Sobre estos cadáveres, no sólo sus asesinos habrán obtenido ventaja sino también el gobierno forense que, cobrando por ponerlos a disposición para clases de cirugía estética o preparando a sus futuros médicos con cuerpos que son buscados, ha decidido participar activamente en los regímenes de despojo y de violencia sistémica que producen la muerte anónima.
En conclusión, mi experiencia en el incifo invita a pensar el fracaso actual de los semefo y de las demás instituciones del gobierno forense más allá de una falta de recursos o de una alta carga de trabajo, sino a partir de las lógicas de su funcionamiento burocrático, organizado alrededor de las mismas estructuras de valoración de la vida y la muerte que el resto de nuestra sociedad.
En la práctica, la labor forense parece reducida a una actividad sanitaria cuyo objetivo principal es retirar los cuerpos del espacio público – tratándolos como deshechos materiales que están fuera de lugar – para re-insertarlos en cualquier otra espacio de contención de cadáveres.
Bajo esta lógica institucional identificar un cuerpo, re-instaurarle una humanidad perdida y entregarlo a su familiar parecería valer lo mismo que transformarlo en un objeto útil para disecciones y prácticas anatómicas o en un objeto contenido y olvidado en una fosa común.
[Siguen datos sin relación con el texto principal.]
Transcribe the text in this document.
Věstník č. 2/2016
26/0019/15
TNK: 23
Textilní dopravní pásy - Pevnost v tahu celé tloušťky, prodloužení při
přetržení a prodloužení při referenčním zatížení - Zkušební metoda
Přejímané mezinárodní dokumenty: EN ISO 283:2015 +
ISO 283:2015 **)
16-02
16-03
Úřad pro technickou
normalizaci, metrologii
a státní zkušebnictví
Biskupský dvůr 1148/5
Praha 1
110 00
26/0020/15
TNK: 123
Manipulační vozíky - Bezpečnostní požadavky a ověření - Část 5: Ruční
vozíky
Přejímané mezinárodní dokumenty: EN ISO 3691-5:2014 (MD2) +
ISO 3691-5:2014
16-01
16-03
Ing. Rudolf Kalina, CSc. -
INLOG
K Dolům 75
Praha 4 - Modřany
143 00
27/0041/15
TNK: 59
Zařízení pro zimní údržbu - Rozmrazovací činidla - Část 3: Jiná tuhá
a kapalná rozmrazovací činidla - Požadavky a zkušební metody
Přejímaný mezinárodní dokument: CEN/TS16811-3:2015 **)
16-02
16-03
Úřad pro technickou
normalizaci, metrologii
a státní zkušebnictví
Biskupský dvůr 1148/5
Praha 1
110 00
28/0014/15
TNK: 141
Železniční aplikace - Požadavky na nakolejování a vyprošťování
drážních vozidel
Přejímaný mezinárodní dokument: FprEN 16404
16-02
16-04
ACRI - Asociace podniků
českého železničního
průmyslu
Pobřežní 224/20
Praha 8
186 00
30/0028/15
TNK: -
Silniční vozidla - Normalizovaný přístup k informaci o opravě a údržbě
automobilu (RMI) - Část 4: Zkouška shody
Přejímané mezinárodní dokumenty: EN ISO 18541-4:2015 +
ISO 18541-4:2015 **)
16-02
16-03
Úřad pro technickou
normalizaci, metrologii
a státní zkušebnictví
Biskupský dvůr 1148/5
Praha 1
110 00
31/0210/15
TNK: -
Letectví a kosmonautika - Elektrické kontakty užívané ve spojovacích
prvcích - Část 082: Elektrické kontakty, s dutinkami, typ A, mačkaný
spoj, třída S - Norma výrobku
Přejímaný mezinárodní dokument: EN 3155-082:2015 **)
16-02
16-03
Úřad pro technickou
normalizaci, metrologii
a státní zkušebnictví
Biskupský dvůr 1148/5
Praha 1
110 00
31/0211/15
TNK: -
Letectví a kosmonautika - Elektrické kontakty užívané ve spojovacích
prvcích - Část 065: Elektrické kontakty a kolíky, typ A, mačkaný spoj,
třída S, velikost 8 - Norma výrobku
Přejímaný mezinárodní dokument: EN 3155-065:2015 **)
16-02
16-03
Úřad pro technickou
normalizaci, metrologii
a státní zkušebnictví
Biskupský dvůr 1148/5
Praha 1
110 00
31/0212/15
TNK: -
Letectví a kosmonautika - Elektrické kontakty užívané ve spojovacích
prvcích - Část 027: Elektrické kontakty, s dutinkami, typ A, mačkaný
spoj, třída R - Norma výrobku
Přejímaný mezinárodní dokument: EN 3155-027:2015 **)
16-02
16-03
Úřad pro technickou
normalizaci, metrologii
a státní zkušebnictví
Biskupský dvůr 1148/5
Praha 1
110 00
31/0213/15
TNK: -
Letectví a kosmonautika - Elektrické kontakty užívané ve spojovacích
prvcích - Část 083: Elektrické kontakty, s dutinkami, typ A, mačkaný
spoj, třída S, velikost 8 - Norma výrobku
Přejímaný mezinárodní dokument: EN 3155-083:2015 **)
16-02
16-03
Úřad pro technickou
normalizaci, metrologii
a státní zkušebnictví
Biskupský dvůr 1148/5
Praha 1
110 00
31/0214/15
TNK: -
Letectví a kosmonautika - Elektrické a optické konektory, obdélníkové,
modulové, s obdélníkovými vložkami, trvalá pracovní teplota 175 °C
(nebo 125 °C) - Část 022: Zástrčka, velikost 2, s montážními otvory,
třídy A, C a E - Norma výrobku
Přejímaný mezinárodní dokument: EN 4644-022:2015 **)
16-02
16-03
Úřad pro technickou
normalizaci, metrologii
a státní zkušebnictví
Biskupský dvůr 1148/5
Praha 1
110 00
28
El cuerpo podría aparecer en cualquier lugar, menos allí donde se le busca.
i Además del macabro descubrimiento de cientos de cuerpos apilados de manera desordenada al interior de un camión refrigerante sin destino aparente, Darwin Franco ha revelado que el IJCF ocultaba definitivamente los cuerpos de sus familiares al cremar de manera sistemática los cadáveres aún no identificados.